La France réelle est diverse. Elle est habitée par des Français d’origine étrangère qui depuis des siècles font notre pays : Emile Zola, Léon Gambetta, Marie Curie se trouvent au Panthéon, leur sang coule dans les veines de notre histoire. La France n’a pas de prénom attitré. Parce que notre pays est en mouvement, Carla, Zinédine, Kylian sont aujourd’hui des prénoms français. C’est d’ailleurs aussi le cas d’Eric, prénom d’origine nordique qui n’apparaît dans notre pays qu’au XXe siècle.
La France réelle n’est pas la France de Vichy. Notre pays sait que Philippe Pétain l’a trahi ; la collaboration n’a pas été un bouclier mais une souillure de notre histoire. Pour nous, républicains de gauche et de droite, l’honneur de la France n’était pas à Vichy. Il était à Toulouse, où ces jeunes aux patronymes étrangers font s’abattre en 1940 sur Pétain une pluie de tracts scandant « la jeunesse de France ne veut pas du maréchal félon ». Il était à Nantes, en 1941, quand seize otages choisis par le gouvernement de Vichy sont fusillés au champ de tir du Bêle. Il était à Rennes, avec les 245 résistantes condamnées par les tribunaux d’exception du régime, incarcérées à la prison des femmes puis déportées à Ravensbrück au printemps 1944. Il était à Nancy en 1942 quand sept policiers sauvèrent 350 juifs d’une rafle. Il était à Saint-Etienne avec Lucien Neuwirth et Jean Nocher, qui publiaient les premiers journaux clandestins du groupe Espoir. Et il était bien sûr à Londres, où le général de Gaulle incarnait l’espérance en une victoire définitive de la liberté sur la barbarie.
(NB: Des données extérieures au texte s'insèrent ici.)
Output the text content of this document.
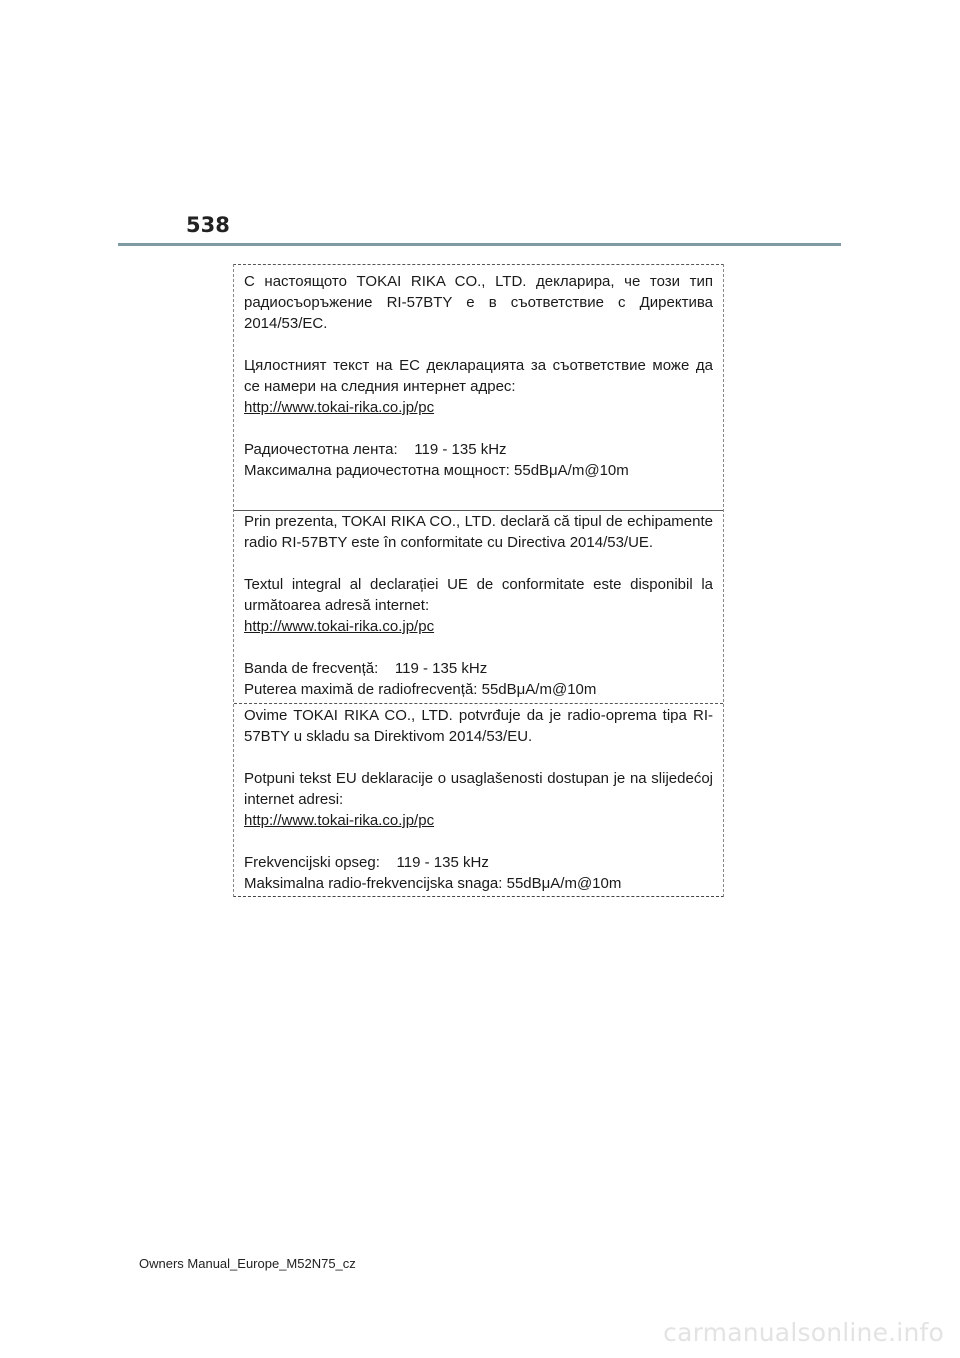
538

С настоящото TOKAI RIKA CO., LTD. декларира, че този тип радиосъоръжение RI-57BTY е в съответствие с Директива 2014/53/ЕС.

Цялостният текст на ЕС декларацията за съответствие може да се намери на следния интернет адрес:

http://www.tokai-rika.co.jp/pc

Радиочестотна лента:    119 - 135 kHz

Максимална радиочестотна мощност: 55dBμA/m@10m

Prin prezenta, TOKAI RIKA CO., LTD. declară că tipul de echipamente radio RI-57BTY este în conformitate cu Directiva 2014/53/UE.

Textul integral al declarației UE de conformitate este disponibil la următoarea adresă internet:

http://www.tokai-rika.co.jp/pc

Banda de frecvență:    119 - 135 kHz

Puterea maximă de radiofrecvență: 55dBμA/m@10m

Ovime TOKAI RIKA CO., LTD. potvrđuje da je radio-oprema tipa RI-57BTY u skladu sa Direktivom 2014/53/EU.

Potpuni tekst EU deklaracije o usaglašenosti dostupan je na slijedećoj internet adresi:

http://www.tokai-rika.co.jp/pc

Frekvencijski opseg:    119 - 135 kHz

Maksimalna radio-frekvencijska snaga: 55dBμA/m@10m

Owners Manual_Europe_M52N75_cz
carmanualsonline.info
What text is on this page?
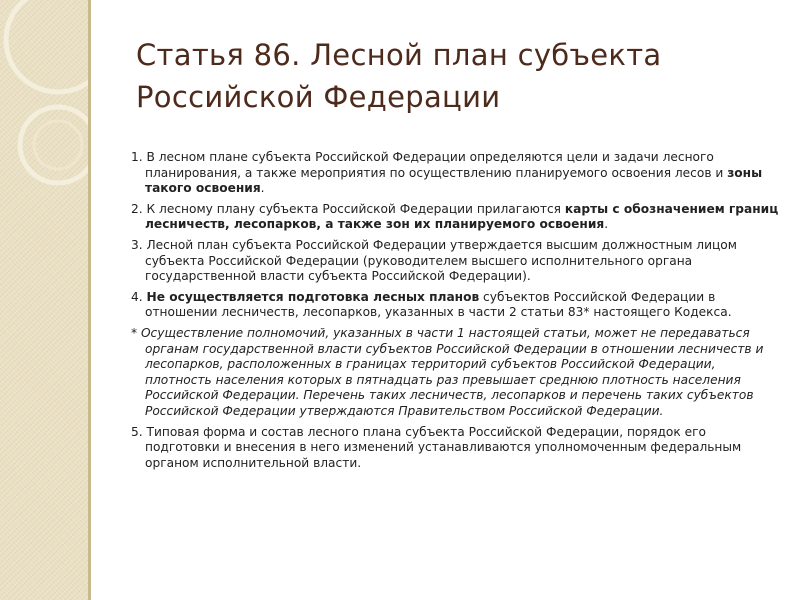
Статья 86. Лесной план субъекта Российской Федерации
1. В лесном плане субъекта Российской Федерации определяются цели и задачи лесного планирования, а также мероприятия по осуществлению планируемого освоения лесов и зоны такого освоения.
2. К лесному плану субъекта Российской Федерации прилагаются карты с обозначением границ лесничеств, лесопарков, а также зон их планируемого освоения.
3. Лесной план субъекта Российской Федерации утверждается высшим должностным лицом субъекта Российской Федерации (руководителем высшего исполнительного органа государственной власти субъекта Российской Федерации).
4. Не осуществляется подготовка лесных планов субъектов Российской Федерации в отношении лесничеств, лесопарков, указанных в части 2 статьи 83* настоящего Кодекса.
* Осуществление полномочий, указанных в части 1 настоящей статьи, может не передаваться органам государственной власти субъектов Российской Федерации в отношении лесничеств и лесопарков, расположенных в границах территорий субъектов Российской Федерации, плотность населения которых в пятнадцать раз превышает среднюю плотность населения Российской Федерации. Перечень таких лесничеств, лесопарков и перечень таких субъектов Российской Федерации утверждаются Правительством Российской Федерации.
5. Типовая форма и состав лесного плана субъекта Российской Федерации, порядок его подготовки и внесения в него изменений устанавливаются уполномоченным федеральным органом исполнительной власти.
Respecter la France réelle, c’est mener un combat républicain par un débat d’idées à la hauteur de notre pays
La volonté de M. Zemmour est très claire. Il l’a dit lui-même : son modèle, c’est 1984, de George Orwell. Il veut contrôler le passé pour contrôler les esprits. Il utilise notre histoire – en n’hésitant pas à mentir – pour revisiter les problèmes d’aujourd’hui et faire croire, impuissant sur les réponses, que les solutions sont faciles. Invoquer à tout bout de champ le passé, en le transformant à l’occasion, ne peut constituer une perspective d’avenir ! Et nous savons qu’une société de l’exclusion et de la suspicion, sans résoudre aucun de nos problèmes, conduirait vite au désordre.
Il est temps de nous réveiller collectivement. Nous appelons à un sursaut populaire. Les raisonnements simplistes et trompeurs ne sauveront personne. Respecter la France réelle, c’est mener un combat républicain par un débat d’idées à la hauteur de notre pays.
Pour que la campagne électorale ne soit pas noircie par le mensonge et l’hypocrisie. Et pour que l’élection présidentielle soit un grand événement de démocratie, qui dessine l’espoir pour la France dans toute sa diversité.
Les signataires de cette tribune sont Nathalie Appéré,maire (PS) de Rennes, Michaël Delafosse, maire (PS) de Montpellier, Mathieu Klein, maire (PS) de Nancy, Delphine Labails, maire (PS) de Périgueux, Frédéric Leturque, maire (Les Centristes) d’Arras, Jean-Luc Moudenc, maire (LR) de Toulouse, Gaël Perdriau, maire (LR) de Saint-Etienne, Arnaud Robinet, maire (Horizons) de Reims, Johanna Rolland, maire (PS) de Nantes et Catherine Vautrin, présidente (LR) du Grand Reims.